In a statement on Sunday, President Barack Obama said he had accepted Summers' decision.

"Larry was a critical member of my team as we faced down the worst economic crisis since the Great Depression, and it was in no small part because of his expertise, wisdom and leadership that we wrestled the economy back to growth and made the kind of progress we are seeing today," Obama said.

Summers' decision could make Janet Yellen the leading candidate to replace Bernanke.

Yellen, who became a member of the Fed's board of governors in 1994 and is the current vice chairwoman, would be the first woman to run the Fed.

Markets' reaction

The US dollar slid while bonds and shares rallied in Asia on Monday after the news broke. Investors wagered that Fed policy would stay easier for longer under Yellen.

Markets had perceived Summers as less wedded to aggressive policies such as quantitative easing and more likely to scale it back quicker than Yellen.

As director of the National Economic Council, Summers oversaw the administration's response to the economic and financial crisis early in Obama's first term.

However, Summers faced opposition from some Democrats, including members of the Senate Banking Committee.

Summers alluded to the opposition to his candidacy in a letter he sent to Obama on Sunday to formally withdraw from consideration.

"I have reluctantly concluded that any possible confirmation process for me would be acrimonious and would not serve the interests of the Federal Reserve, the administration or ultimately, the interests of the nation's ongoing economic recovery," he wrote.

Leftwing opposition

Summers' ascent to the top of the list to succeed Bernanke angered some of the president's leftwing supporters.

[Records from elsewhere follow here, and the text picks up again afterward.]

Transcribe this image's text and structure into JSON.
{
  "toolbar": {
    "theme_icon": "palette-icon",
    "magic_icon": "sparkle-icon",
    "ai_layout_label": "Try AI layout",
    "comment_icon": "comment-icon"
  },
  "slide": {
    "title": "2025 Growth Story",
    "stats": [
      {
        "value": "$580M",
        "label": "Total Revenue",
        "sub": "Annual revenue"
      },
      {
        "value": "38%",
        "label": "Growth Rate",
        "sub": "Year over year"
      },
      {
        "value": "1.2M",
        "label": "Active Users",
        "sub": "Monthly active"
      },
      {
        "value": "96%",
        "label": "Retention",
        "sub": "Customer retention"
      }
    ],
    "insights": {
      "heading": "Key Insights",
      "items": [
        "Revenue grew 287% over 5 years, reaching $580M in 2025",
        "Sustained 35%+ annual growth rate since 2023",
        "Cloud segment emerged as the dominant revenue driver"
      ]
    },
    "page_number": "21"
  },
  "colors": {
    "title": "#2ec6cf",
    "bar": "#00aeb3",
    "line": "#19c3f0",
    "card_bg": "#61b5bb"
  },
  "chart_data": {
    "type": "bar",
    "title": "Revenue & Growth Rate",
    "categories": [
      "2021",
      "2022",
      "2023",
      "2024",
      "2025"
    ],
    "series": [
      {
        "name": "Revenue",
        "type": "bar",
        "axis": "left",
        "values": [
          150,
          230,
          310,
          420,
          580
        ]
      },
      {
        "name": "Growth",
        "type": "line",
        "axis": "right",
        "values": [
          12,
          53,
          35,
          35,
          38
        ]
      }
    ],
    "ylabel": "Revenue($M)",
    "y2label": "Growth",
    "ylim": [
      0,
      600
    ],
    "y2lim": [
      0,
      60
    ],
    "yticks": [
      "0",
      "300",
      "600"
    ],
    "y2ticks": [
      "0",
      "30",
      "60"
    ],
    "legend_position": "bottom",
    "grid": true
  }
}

He was seen as having been too cosy with Wall Street and was criticised for controversial comments he made about women and math and science that contributed to Summers forced resignation as Harvard's president in 2006.

Shaunna Thomas, co-founder of the women's rights group UltraViolet, welcomed Summers' withdrawal, saying she hopes it serves as "a reminder to all that sexism has no place anywhere in society and certainly not in the highest levels of our government".

Thomas called on Obama to nominate Allen.

Obama vigorously defended Summers in recent weeks, both in public comments and in closed-door meetings with legislators.

"I will always be grateful to Larry for his tireless work and service on behalf of his country, and I look forward to continuing to seek his guidance and counsel in the future," Obama said.

He is expected to announce his nomination as early as this month. Bernanke's term ends on January 31, 2014.